Overall I'd say that just due to the sheer variety of ways a SS can impact a game, they are the most important guy on the field aside from pitcher.
Mrlns Fn said 07/10, 09:27 PM
Third and final attempt at posting this argument.
I had said something about how catchers are much more physically strained during games. They crouch for about an hour and a half per game. They throw balls back to the pitcher constantly. They're involved in brutally physical home plate collisions. The position of catcher is ultra demanding, physically. Which in and of itself wouldn't make the position the most important, but then you have to consider the level of mental strain they endure as well.
Catchers are responsible for calling virtually every pitch; the type of pitch, location... its a very difficult task, as is knowing each and every batters tendencies while simultaneously recognizing which pitches are working on any given night.
The combination of physical attain and mental fortitude is a doozy. Catchers have to be involved in the chess game of pitch selection while still keeping an eye on baserunners and a ton of other factors, all at the same time.

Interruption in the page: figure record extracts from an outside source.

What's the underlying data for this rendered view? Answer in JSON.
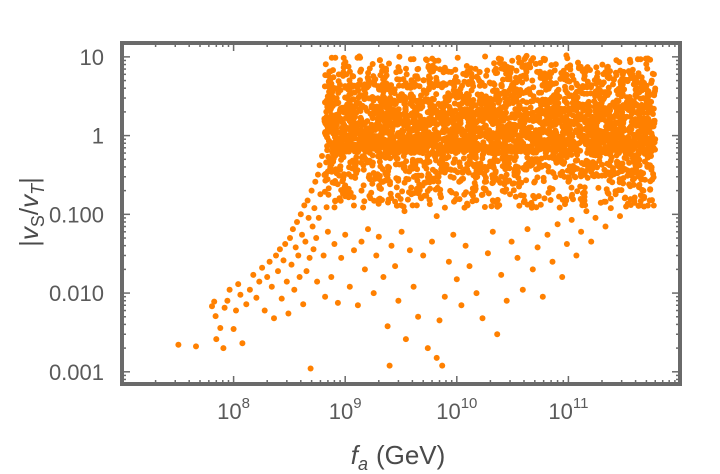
{
  "chart_data": {
    "type": "scatter",
    "title": "",
    "xlabel": {
      "symbol": "f",
      "subscript": "a",
      "unit": "(GeV)"
    },
    "ylabel": {
      "text": "|v_S/v_T|",
      "num": "v",
      "num_sub": "S",
      "den": "v",
      "den_sub": "T"
    },
    "xscale": "log",
    "yscale": "log",
    "xlim": [
      10000000.0,
      1000000000000.0
    ],
    "ylim": [
      0.0007,
      15
    ],
    "x_ticks": [
      {
        "value": 100000000.0,
        "base": "10",
        "exp": "8"
      },
      {
        "value": 1000000000.0,
        "base": "10",
        "exp": "9"
      },
      {
        "value": 10000000000.0,
        "base": "10",
        "exp": "10"
      },
      {
        "value": 100000000000.0,
        "base": "10",
        "exp": "11"
      }
    ],
    "y_ticks": [
      {
        "value": 0.001,
        "label": "0.001"
      },
      {
        "value": 0.01,
        "label": "0.010"
      },
      {
        "value": 0.1,
        "label": "0.100"
      },
      {
        "value": 1,
        "label": "1"
      },
      {
        "value": 10,
        "label": "10"
      }
    ],
    "series": [
      {
        "color": "#ff8000",
        "dense_region": {
          "x_range": [
            650000000.0,
            600000000000.0
          ],
          "y_range": [
            0.6,
            11
          ]
        },
        "points": [
          [
            32000000.0,
            0.0022
          ],
          [
            46000000.0,
            0.0021
          ],
          [
            64000000.0,
            0.0068
          ],
          [
            67000000.0,
            0.0078
          ],
          [
            69000000.0,
            0.0051
          ],
          [
            70000000.0,
            0.0026
          ],
          [
            76000000.0,
            0.0036
          ],
          [
            81000000.0,
            0.002
          ],
          [
            83000000.0,
            0.0065
          ],
          [
            88000000.0,
            0.008
          ],
          [
            92000000.0,
            0.011
          ],
          [
            100000000.0,
            0.0035
          ],
          [
            105000000.0,
            0.006
          ],
          [
            110000000.0,
            0.013
          ],
          [
            115000000.0,
            0.0095
          ],
          [
            120000000.0,
            0.0023
          ],
          [
            130000000.0,
            0.0072
          ],
          [
            140000000.0,
            0.011
          ],
          [
            150000000.0,
            0.017
          ],
          [
            160000000.0,
            0.0087
          ],
          [
            170000000.0,
            0.014
          ],
          [
            180000000.0,
            0.021
          ],
          [
            190000000.0,
            0.006
          ],
          [
            200000000.0,
            0.016
          ],
          [
            210000000.0,
            0.025
          ],
          [
            220000000.0,
            0.012
          ],
          [
            230000000.0,
            0.0048
          ],
          [
            240000000.0,
            0.03
          ],
          [
            250000000.0,
            0.019
          ],
          [
            260000000.0,
            0.036
          ],
          [
            270000000.0,
            0.0085
          ],
          [
            280000000.0,
            0.026
          ],
          [
            290000000.0,
            0.042
          ],
          [
            300000000.0,
            0.014
          ],
          [
            310000000.0,
            0.0055
          ],
          [
            320000000.0,
            0.05
          ],
          [
            330000000.0,
            0.023
          ],
          [
            340000000.0,
            0.065
          ],
          [
            350000000.0,
            0.011
          ],
          [
            360000000.0,
            0.038
          ],
          [
            370000000.0,
            0.08
          ],
          [
            380000000.0,
            0.03
          ],
          [
            390000000.0,
            0.016
          ],
          [
            400000000.0,
            0.1
          ],
          [
            410000000.0,
            0.055
          ],
          [
            420000000.0,
            0.0072
          ],
          [
            430000000.0,
            0.13
          ],
          [
            440000000.0,
            0.045
          ],
          [
            450000000.0,
            0.019
          ],
          [
            460000000.0,
            0.15
          ],
          [
            470000000.0,
            0.09
          ],
          [
            480000000.0,
            0.028
          ],
          [
            490000000.0,
            0.0011
          ],
          [
            500000000.0,
            0.2
          ],
          [
            510000000.0,
            0.07
          ],
          [
            520000000.0,
            0.036
          ],
          [
            530000000.0,
            0.12
          ],
          [
            540000000.0,
            0.26
          ],
          [
            550000000.0,
            0.05
          ],
          [
            560000000.0,
            0.014
          ],
          [
            570000000.0,
            0.32
          ],
          [
            580000000.0,
            0.09
          ],
          [
            590000000.0,
            0.42
          ],
          [
            600000000.0,
            0.18
          ],
          [
            620000000.0,
            0.55
          ],
          [
            640000000.0,
            0.03
          ],
          [
            660000000.0,
            0.009
          ],
          [
            700000000.0,
            0.06
          ],
          [
            750000000.0,
            0.016
          ],
          [
            800000000.0,
            0.042
          ],
          [
            860000000.0,
            0.0075
          ],
          [
            920000000.0,
            0.028
          ],
          [
            1000000000.0,
            0.055
          ],
          [
            1100000000.0,
            0.012
          ],
          [
            1200000000.0,
            0.035
          ],
          [
            1300000000.0,
            0.007
          ],
          [
            1400000000.0,
            0.045
          ],
          [
            1500000000.0,
            0.02
          ],
          [
            1600000000.0,
            0.065
          ],
          [
            1800000000.0,
            0.01
          ],
          [
            1900000000.0,
            0.03
          ],
          [
            2000000000.0,
            0.052
          ],
          [
            2200000000.0,
            0.016
          ],
          [
            2400000000.0,
            0.0038
          ],
          [
            2500000000.0,
            0.0012
          ],
          [
            2600000000.0,
            0.04
          ],
          [
            2800000000.0,
            0.022
          ],
          [
            3000000000.0,
            0.008
          ],
          [
            3200000000.0,
            0.06
          ],
          [
            3500000000.0,
            0.0026
          ],
          [
            3800000000.0,
            0.035
          ],
          [
            4100000000.0,
            0.012
          ],
          [
            4500000000.0,
            0.005
          ],
          [
            5000000000.0,
            0.03
          ],
          [
            5500000000.0,
            0.002
          ],
          [
            6000000000.0,
            0.045
          ],
          [
            6600000000.0,
            0.0015
          ],
          [
            7000000000.0,
            0.0045
          ],
          [
            7400000000.0,
            0.0012
          ],
          [
            7800000000.0,
            0.009
          ],
          [
            8500000000.0,
            0.025
          ],
          [
            9300000000.0,
            0.055
          ],
          [
            10000000000.0,
            0.015
          ],
          [
            11000000000.0,
            0.007
          ],
          [
            12000000000.0,
            0.04
          ],
          [
            13000000000.0,
            0.022
          ],
          [
            15000000000.0,
            0.01
          ],
          [
            17000000000.0,
            0.0048
          ],
          [
            19000000000.0,
            0.032
          ],
          [
            21000000000.0,
            0.06
          ],
          [
            23000000000.0,
            0.003
          ],
          [
            25000000000.0,
            0.017
          ],
          [
            28000000000.0,
            0.008
          ],
          [
            31000000000.0,
            0.045
          ],
          [
            35000000000.0,
            0.028
          ],
          [
            39000000000.0,
            0.011
          ],
          [
            43000000000.0,
            0.065
          ],
          [
            48000000000.0,
            0.02
          ],
          [
            53000000000.0,
            0.038
          ],
          [
            59000000000.0,
            0.009
          ],
          [
            65000000000.0,
            0.055
          ],
          [
            72000000000.0,
            0.025
          ],
          [
            80000000000.0,
            0.075
          ],
          [
            88000000000.0,
            0.016
          ],
          [
            97000000000.0,
            0.042
          ],
          [
            107000000000.0,
            0.085
          ],
          [
            118000000000.0,
            0.03
          ],
          [
            130000000000.0,
            0.06
          ],
          [
            145000000000.0,
            0.11
          ],
          [
            160000000000.0,
            0.045
          ],
          [
            175000000000.0,
            0.09
          ],
          [
            195000000000.0,
            0.14
          ],
          [
            215000000000.0,
            0.07
          ],
          [
            240000000000.0,
            0.12
          ],
          [
            265000000000.0,
            0.18
          ],
          [
            290000000000.0,
            0.095
          ],
          [
            320000000000.0,
            0.16
          ],
          [
            350000000000.0,
            0.24
          ],
          [
            390000000000.0,
            0.14
          ],
          [
            430000000000.0,
            0.3
          ],
          [
            470000000000.0,
            0.2
          ],
          [
            510000000000.0,
            0.4
          ],
          [
            550000000000.0,
            0.55
          ],
          [
            580000000000.0,
            0.7
          ],
          [
            600000000000.0,
            0.9
          ],
          [
            700000000.0,
            0.35
          ],
          [
            800000000.0,
            0.25
          ],
          [
            900000000.0,
            0.4
          ],
          [
            1000000000.0,
            0.17
          ],
          [
            1200000000.0,
            0.3
          ],
          [
            1400000000.0,
            0.2
          ],
          [
            1700000000.0,
            0.45
          ],
          [
            2000000000.0,
            0.14
          ],
          [
            2400000000.0,
            0.32
          ],
          [
            2900000000.0,
            0.22
          ],
          [
            3400000000.0,
            0.11
          ],
          [
            4000000000.0,
            0.38
          ],
          [
            4800000000.0,
            0.16
          ],
          [
            5600000000.0,
            0.28
          ],
          [
            6600000000.0,
            0.095
          ],
          [
            7800000000.0,
            0.34
          ],
          [
            9000000000.0,
            0.19
          ],
          [
            10500000000.0,
            0.26
          ],
          [
            12500000000.0,
            0.13
          ],
          [
            15000000000.0,
            0.36
          ],
          [
            18000000000.0,
            0.21
          ],
          [
            21000000000.0,
            0.15
          ],
          [
            25000000000.0,
            0.3
          ],
          [
            30000000000.0,
            0.18
          ],
          [
            36000000000.0,
            0.25
          ],
          [
            42000000000.0,
            0.37
          ],
          [
            50000000000.0,
            0.16
          ],
          [
            60000000000.0,
            0.29
          ],
          [
            72000000000.0,
            0.21
          ],
          [
            85000000000.0,
            0.33
          ],
          [
            100000000000.0,
            0.26
          ],
          [
            120000000000.0,
            0.38
          ],
          [
            140000000000.0,
            0.22
          ],
          [
            170000000000.0,
            0.43
          ],
          [
            200000000000.0,
            0.31
          ],
          [
            240000000000.0,
            0.48
          ],
          [
            290000000000.0,
            0.35
          ],
          [
            350000000000.0,
            0.45
          ],
          [
            420000000000.0,
            0.52
          ],
          [
            500000000000.0,
            0.62
          ]
        ]
      }
    ],
    "grid": false,
    "legend": null
  }
}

Because of the amount of times a catcher is directly involved in a play AND because of the high stakes of calling pitches, the position of catcher is infinitely more important than any other position on the field.
kalbrecht17 said 07/11, 12:52 AM
I'll be honest. I was initially going to pick catcher. However the more I think about it, the less I deem the catcher as important. At least how I'm choosing to define it ha.

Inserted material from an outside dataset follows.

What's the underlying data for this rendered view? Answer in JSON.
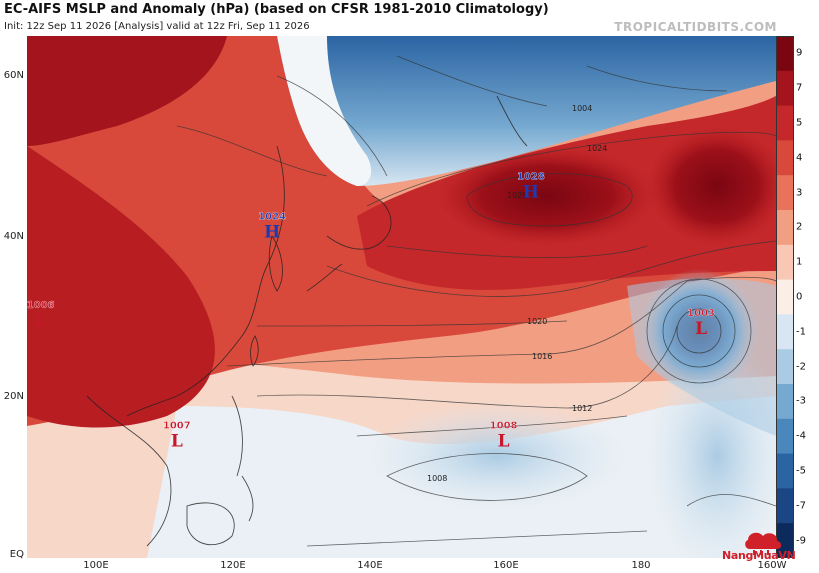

The catcher often times, because of what you said about the catcher being required to be involved in many defensive plays in addition to calling pitches, is often let off the hook in regards to other portions of the game. Namely offense and baserunning. Often times catchers can still be regarded as being great players even if their hitting stats aren't considered elite if they were playing any other position. Now I know that the argument can be made that they are under greater physical strain because they are in a crouch all game and therefore their offensive and baserunning numbers should go down.
However, this just further adds to why the SS has an even further increased importance. A SS isn't looked as being able to have any holes in his game or they are immediately knocked for it. Where the catcher can contribute less on offense, if a guy like Troy Tulowitski has just one of his stat columns drop, he is rode hard by fans to produce. This just adds to importance to have an all around, impactful SS.

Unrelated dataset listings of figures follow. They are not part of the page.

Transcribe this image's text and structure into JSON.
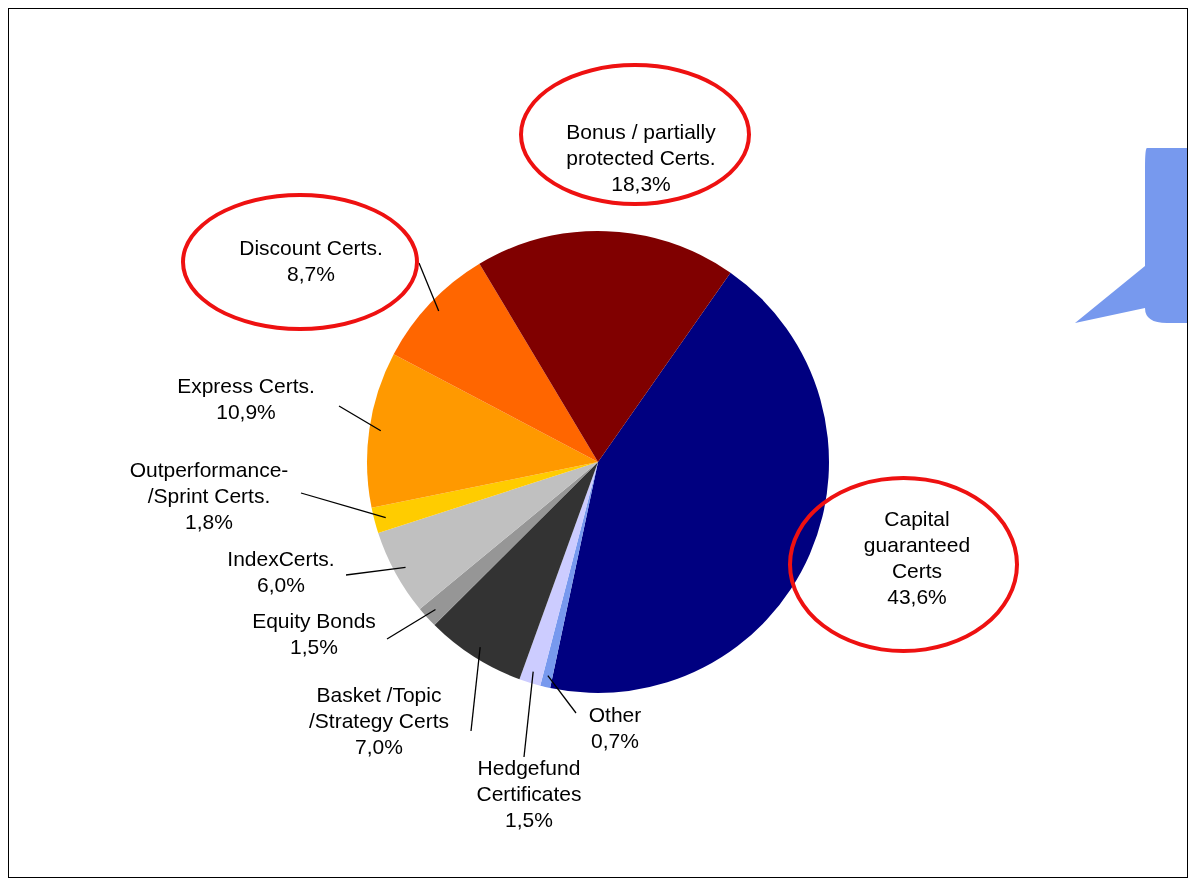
{
  "chart_data": {
    "type": "pie",
    "categories": [
      "Capital guaranteed Certs",
      "Other",
      "Hedgefund Certificates",
      "Basket /Topic /Strategy Certs",
      "Equity Bonds",
      "IndexCerts.",
      "Outperformance- /Sprint Certs.",
      "Express Certs.",
      "Discount Certs.",
      "Bonus / partially protected Certs."
    ],
    "values": [
      43.6,
      0.7,
      1.5,
      7.0,
      1.5,
      6.0,
      1.8,
      10.9,
      8.7,
      18.3
    ],
    "value_labels": [
      "43,6%",
      "0,7%",
      "1,5%",
      "7,0%",
      "1,5%",
      "6,0%",
      "1,8%",
      "10,9%",
      "8,7%",
      "18,3%"
    ],
    "colors": [
      "#000080",
      "#7799ee",
      "#ccccff",
      "#333333",
      "#969696",
      "#c0c0c0",
      "#ffcc00",
      "#ff9900",
      "#ff6600",
      "#800000"
    ],
    "legend": false
  }
}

Mrlns Fn said 07/12, 02:02 AM
To me, offensive prowess shouldn't be an issue here. Offensively, all players are expected to do the same things... recognize pitches, swing at good pitches, lay off the bad pitches, etc. Offensively there is no difference between positions. There's only a difference when the position players take the field.
And defensively, there is no question that catchers play the most important role.
Again, shortstops are involved in a limited number of plays during the course of a game. There are routine groundouts to short, pop ups to short, double play possibilites, and they cover second base during steal attempts. None of those plays are as important as the things a catcher does, such as:
calling pitch types and location
blocking the plate to prevent runs from scoring
That right there, blocking the plate, is more important than anything shortstops do. The point of playing baseball is to score more runs than your opponent. Catchers are the plate's last line of defense; shortstops are one of two players to cover second base, the midway point to the plate.
Catchers roles are much more important than shortstops, as they play a much larger role in run prevention.